The blaKPC gene was found in a transposon very similar to type Ia NTEKPC found in China. The NTEKPC found in the Manaus samples contains the following genes in a type of plasmid (IncX5) that is not commonly involved in the spread of carbapenemic resistance: ∆ISKpn6 / blaKPC-2 / tnpA-ISKpn27 / tnpR-Tn3 / tnpA-ISEc63- like on a Tn1722-based transposon unit. The plasmid involved in the dissemination of carbapenemic resistance in this hospital was called pAMKP10.

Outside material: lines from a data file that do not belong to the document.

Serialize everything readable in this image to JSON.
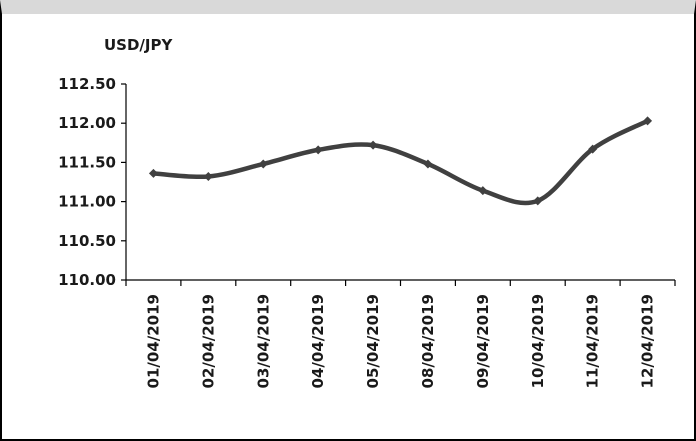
{
  "chart_data": {
    "type": "line",
    "title": "",
    "ylabel": "USD/JPY",
    "xlabel": "",
    "categories": [
      "01/04/2019",
      "02/04/2019",
      "03/04/2019",
      "04/04/2019",
      "05/04/2019",
      "08/04/2019",
      "09/04/2019",
      "10/04/2019",
      "11/04/2019",
      "12/04/2019"
    ],
    "series": [
      {
        "values": [
          111.36,
          111.32,
          111.48,
          111.66,
          111.72,
          111.48,
          111.14,
          111.01,
          111.67,
          112.03
        ]
      }
    ],
    "ylim": [
      110.0,
      112.5
    ],
    "yticks": [
      110.0,
      110.5,
      111.0,
      111.5,
      112.0,
      112.5
    ],
    "ytick_labels": [
      "110.00",
      "110.50",
      "111.00",
      "111.50",
      "112.00",
      "112.50"
    ],
    "grid": false,
    "legend": "none",
    "colors": {
      "line": "#404040",
      "marker": "#404040",
      "axis": "#000000",
      "top_band": "#d9d9d9"
    }
  }
}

Interestingly, it was observed that the first bacterial sample of this period studied to present pAMKP10 was not from Klebsiella pneumoniae, as previously identified by the methods used in the hospital, but rather from K. quasipneumoniae subsp. quasipneumoniae. It is important to note that it is not possible to distinguish between these two species by the classical methods of bacterial identification used in most clinical laboratories. LEMiMo can only be correctly identified through genome sequencing performed during this study. Until recently, it was believed that this species was found only in the environment and was rarely involved in a hospital environment or infection. Using Pulsed Field Gel Electrophoresis (PFGE) typing, all isolates identified as K. penumoniae from the period studied were compared with K. quasipneumoniae subsp. Quasipneumoniae (called AMKP9) and it was verified by genetic similarity that there was no dissemination of it within this period after its first isolation. AMKP9 was the first sample to present pAMKP10 and only after two months of this isolate did pAMKP10 be found in K. penumoniae samples – all identified as ST11, a strain with high dissemination capacity in the hospital environment and generally multiresistant. Thus, this clone spread to at least five patients in this hospital. This study suggests that there was transfer of plasmid pAMKP10 containing the resistance gene between K. quasipneumoniae subsp. quasipneumoniae and K. penumoniae, with subsequent clonal dissemination of the latter bacterial species.

This was a study that was part of the Doctorate of the student Rosineide Cardoso de Souza (student of the Graduate Program in Evolutionary Genetics and Molecular Biology at UFSCar) together with Andrei Nicoli G. Dabul (Postdoctoral student at IFSC-USP), Camila Boralli and Luíza Zuvanov, students of the IFSC-USP Graduate Program. The work was recently published in Plasmid magazine (Click HERE to see de article).

From now on, it is necessary to investigate the impact of this new genetic element by carrying the blaKPC gene in its dissemination, a project that is currently underway at LEMiMo.